The oil industry and environmental groups criticized the move.
"Extending this waiver is an anti-consumer policy that risks causing costly engine and fuel-system damage to nearly three out of four vehicles on the road today," said Frank Macchiarola, a vice president of the American Petroleum Institute, which lobbies for oil companies. "This premature policy attempts to push E15 into the market before it is ready."
Collin O'Mara, president of the National Wildlife Federation, said: "Allowing the year-round sale of E15 gasoline is both illegal under the Clean Air Act and will accelerate the destruction of wildlife habitat and pollution of our air and drinking water."
Oil industry foes are preparing to go to court to fight the EPA regulation issued Friday.
The agency's final rule offers ethanol producers and corn farmers the promise of greater market access and demand — but the coming legal battle will be the true test of that potential.
Ethanol is already a staple of America's fuel supply, accounting for about 10% of total consumption. Biofuel boosters who have lobbied for the regulatory shift are betting 15% will eventually emerge as the standard. Green Plains Inc. CEO Todd Becker said this month that the higher blend puts in play "year-round demand growth of at least 200 million gallons of annualized incremental demand as only the starting point."

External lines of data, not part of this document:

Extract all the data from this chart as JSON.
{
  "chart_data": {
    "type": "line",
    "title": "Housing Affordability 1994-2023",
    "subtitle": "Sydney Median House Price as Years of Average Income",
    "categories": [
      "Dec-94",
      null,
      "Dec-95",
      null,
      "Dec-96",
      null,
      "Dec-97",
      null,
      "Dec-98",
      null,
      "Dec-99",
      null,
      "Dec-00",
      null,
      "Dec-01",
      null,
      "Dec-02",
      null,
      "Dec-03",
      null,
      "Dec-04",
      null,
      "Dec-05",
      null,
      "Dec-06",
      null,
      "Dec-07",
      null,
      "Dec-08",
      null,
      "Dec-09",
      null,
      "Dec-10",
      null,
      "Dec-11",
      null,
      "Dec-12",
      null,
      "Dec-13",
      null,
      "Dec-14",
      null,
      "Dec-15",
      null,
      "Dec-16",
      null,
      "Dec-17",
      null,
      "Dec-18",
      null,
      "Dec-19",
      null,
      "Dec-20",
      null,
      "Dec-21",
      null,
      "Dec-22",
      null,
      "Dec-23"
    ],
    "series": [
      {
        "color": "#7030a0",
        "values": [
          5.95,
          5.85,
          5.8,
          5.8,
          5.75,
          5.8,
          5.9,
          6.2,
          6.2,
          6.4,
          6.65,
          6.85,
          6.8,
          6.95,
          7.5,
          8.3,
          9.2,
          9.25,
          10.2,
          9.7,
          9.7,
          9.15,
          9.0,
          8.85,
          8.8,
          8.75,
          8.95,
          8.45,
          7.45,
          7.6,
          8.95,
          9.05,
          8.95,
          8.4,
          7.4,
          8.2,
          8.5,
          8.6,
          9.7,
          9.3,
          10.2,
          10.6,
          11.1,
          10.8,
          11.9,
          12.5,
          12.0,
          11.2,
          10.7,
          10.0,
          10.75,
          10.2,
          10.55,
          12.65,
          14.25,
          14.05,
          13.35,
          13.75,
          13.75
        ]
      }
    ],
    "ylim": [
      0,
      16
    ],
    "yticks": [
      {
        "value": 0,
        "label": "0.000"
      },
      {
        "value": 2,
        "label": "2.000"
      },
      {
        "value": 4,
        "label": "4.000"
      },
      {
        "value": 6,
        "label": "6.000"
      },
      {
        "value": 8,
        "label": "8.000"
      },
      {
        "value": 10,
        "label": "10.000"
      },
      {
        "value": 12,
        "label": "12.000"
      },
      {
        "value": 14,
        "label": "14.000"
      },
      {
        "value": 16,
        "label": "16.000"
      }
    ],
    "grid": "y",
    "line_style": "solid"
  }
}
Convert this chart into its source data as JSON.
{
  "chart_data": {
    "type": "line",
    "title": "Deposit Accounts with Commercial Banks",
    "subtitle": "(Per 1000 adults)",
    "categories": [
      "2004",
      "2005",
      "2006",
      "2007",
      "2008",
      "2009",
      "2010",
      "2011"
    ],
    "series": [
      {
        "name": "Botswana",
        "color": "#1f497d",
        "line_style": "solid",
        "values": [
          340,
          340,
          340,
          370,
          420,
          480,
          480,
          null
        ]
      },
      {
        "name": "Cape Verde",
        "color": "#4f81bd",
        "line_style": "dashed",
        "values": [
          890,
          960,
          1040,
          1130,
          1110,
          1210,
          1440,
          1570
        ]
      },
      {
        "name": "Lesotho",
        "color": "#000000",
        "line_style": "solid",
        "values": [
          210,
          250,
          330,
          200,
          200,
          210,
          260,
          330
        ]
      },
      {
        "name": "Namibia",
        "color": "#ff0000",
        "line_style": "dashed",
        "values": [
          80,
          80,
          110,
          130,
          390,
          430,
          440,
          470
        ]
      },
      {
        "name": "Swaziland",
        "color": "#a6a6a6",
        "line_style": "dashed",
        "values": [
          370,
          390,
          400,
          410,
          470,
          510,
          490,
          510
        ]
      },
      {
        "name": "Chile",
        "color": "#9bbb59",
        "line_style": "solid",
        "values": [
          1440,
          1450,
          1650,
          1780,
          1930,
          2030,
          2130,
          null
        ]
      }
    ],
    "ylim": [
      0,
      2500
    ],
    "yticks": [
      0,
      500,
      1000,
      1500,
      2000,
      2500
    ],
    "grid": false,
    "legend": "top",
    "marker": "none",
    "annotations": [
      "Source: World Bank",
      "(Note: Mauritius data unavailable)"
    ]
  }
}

That would come at the expense of the oil industry. "This action by EPA makes no sense and is contrary to the law, congressional intent and decades of agency precedence," said Macchiarola. "We will challenge it vigorously."
The American Petroleum Institute previewed its legal argument in public comments, arguing that the agency is flouting the plain text of the Clean Air Act by extending an existing waiver to E15. Marathon Petroleum Corp. warned the EPA's move to consider E15 "substantially similar" to conventional E10 gasoline is "arbitrary and capricious" — a fatal failing under a federal law governing rule-making. And the American Fuel and Petrochemical Manufacturers insisted the EPA is taking action previously rejected by Congress.
Ethanol advocates argue that the EPA is on solid legal footing. The agency's move to grant a waiver to E15 "reflects the best, most natural reading" of the Clean Air Act, and that higher-ethanol blend is substantially similar to E10, said Growth Energy Chief Executive Officer Emily Skor.
Bloomberg News contributed to this report.